Looking for firejail / seccomp maintainer for better security!



Originally published at: https://www.whonix.org/blog/looking-for-firejail-maintainer
firejail is a sandbox to restrict the application environment.

Please contribute. Task:

  • play around with firejail in Whoinx
  • see how it goes
  • report (and possibly fix) issues upstream in firejail
  • test the Tor Browser firejail profile, consider packaging it
  • maintain firejail profiles in Whonix
This is a volunteer position.

Whonix firejail / seccomp development discussion:

Clicking links inside Thunderbird asking to reinstall Tor Browser - Due to Firejail sandboxing
firejail / seccomp / More Options for Program Containment

Hi Patrick,Why not use the Xen Hypervisor for isolation since it can isolate at the GUI-level, which is essential for a desktop system.Unless of course firejail already has that feature Xen also includes other features that this program might not have heres a link with a full description of how xen differs from most other isolation solution http://theinvisiblethings.blogspot.com/2012/09/how-is-qubes-os-different-from.html

pls let me know your thoughts I would love to hear them!

Anyway take care and stay healthy don’t over work that genius brain of yours


I can’t volunteer because I have no experience packaging, but if someone makes better profiles I’ll try them.

I already run firejail using a modified /etc/firejail/firefox.profile for TBB (what the firejail author said he was doing).

It works fine with both apparmor and firejail enabled at the same time (only a few extra tweaks to apparmor needed for files under /run/firejail).


Because we already do with Qubes-Whonix and becuase firejail / seccomp is a protection layer at a different level.

Yes, great! Testing will certainly help once we found a maintainer to work on this!

Good to know!

I’ll post more questions here: firejail / seccomp / More Options for Program Containment


A ton of firejail profiles for by parrot! Please feel encouraged to test them inside Whonix!

Check Parrot OS sandboxing code
firejail / seccomp / More Options for Program Containment

I am green with Whonix, Firejail, and packaging for a distribution in general, but I would dive in* if you’re willing to give me a shot. I’m experienced with Linux and a programmer by trade.

The topic of process isolation via features already found in the Linux kernel (cgroups and namespaces) is intriguing, so Firejail is something I want to learn about and help improve if at all possible. I can say the same for Whonix itself - I may not use it on a daily basis but I see why it’s a necessity and believe in the goals of the project. Even if you say “No, we’re looking for someone with more experience” I’ll still try to find some way to help out.
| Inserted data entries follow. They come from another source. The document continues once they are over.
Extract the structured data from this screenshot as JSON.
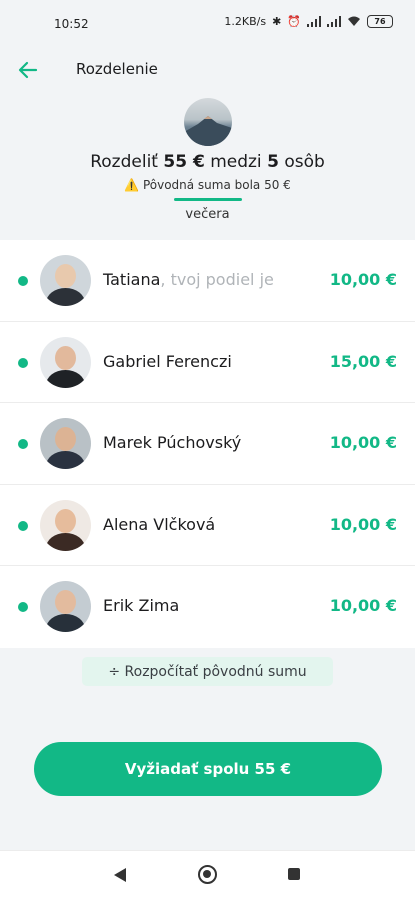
{
  "status": {
    "time": "10:52",
    "network_speed": "1.2KB/s",
    "battery": "76"
  },
  "appbar": {
    "title": "Rozdelenie"
  },
  "header": {
    "summary_prefix": "Rozdeliť",
    "summary_amount": "55 €",
    "summary_middle": "medzi",
    "summary_count": "5",
    "summary_suffix": "osôb",
    "warning_icon": "⚠️",
    "warning_text": "Pôvodná suma bola 50 €",
    "tab_label": "večera"
  },
  "people": [
    {
      "name": "Tatiana",
      "hint": ", tvoj podiel je",
      "amount": "10,00 €"
    },
    {
      "name": "Gabriel Ferenczi",
      "hint": "",
      "amount": "15,00 €"
    },
    {
      "name": "Marek Púchovský",
      "hint": "",
      "amount": "10,00 €"
    },
    {
      "name": "Alena Vlčková",
      "hint": "",
      "amount": "10,00 €"
    },
    {
      "name": "Erik Zima",
      "hint": "",
      "amount": "10,00 €"
    }
  ],
  "recalc_label": "÷ Rozpočítať pôvodnú sumu",
  "cta_label": "Vyžiadať spolu 55 €",
  "colors": {
    "accent": "#12b886",
    "background": "#f2f4f6",
    "recalc_bg": "#e3f5ee"
  }
}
Thanks for taking the time to read this and for all the work you do.

* I’m getting married and going on my honeymoon shortly, but I would devote time to the project as soon as I got back on the 24th of September.


Welcome! Amazing! Looking forward to be working with you!

No worries, there’s no “No, we’re looking for someone with more experience”. I guess if someone is willing to help, it’s going to be helpful either way. :slight_smile:


I wanted everyone to know that I’m still looking at everything… Everything. I’m trying to learn more about Firejail, so I actually wrote some documentation up for an open source project named TLDR that lets you read better documentation from the command line: tldr#2354.

I’ve also been looking at Whonix building, and what goes into all of that. I’m still looking through the Wiki and the source trying to get up to speed, but to be honest at my pace it’s slow going. I’ve been using Firejail in Whonix with great success so far.

I also just stumbled across a different project that I wanted to bring to people’s attention, called bubblewrap.

I’m still on the case! :slight_smile: I’ll touch base again soon.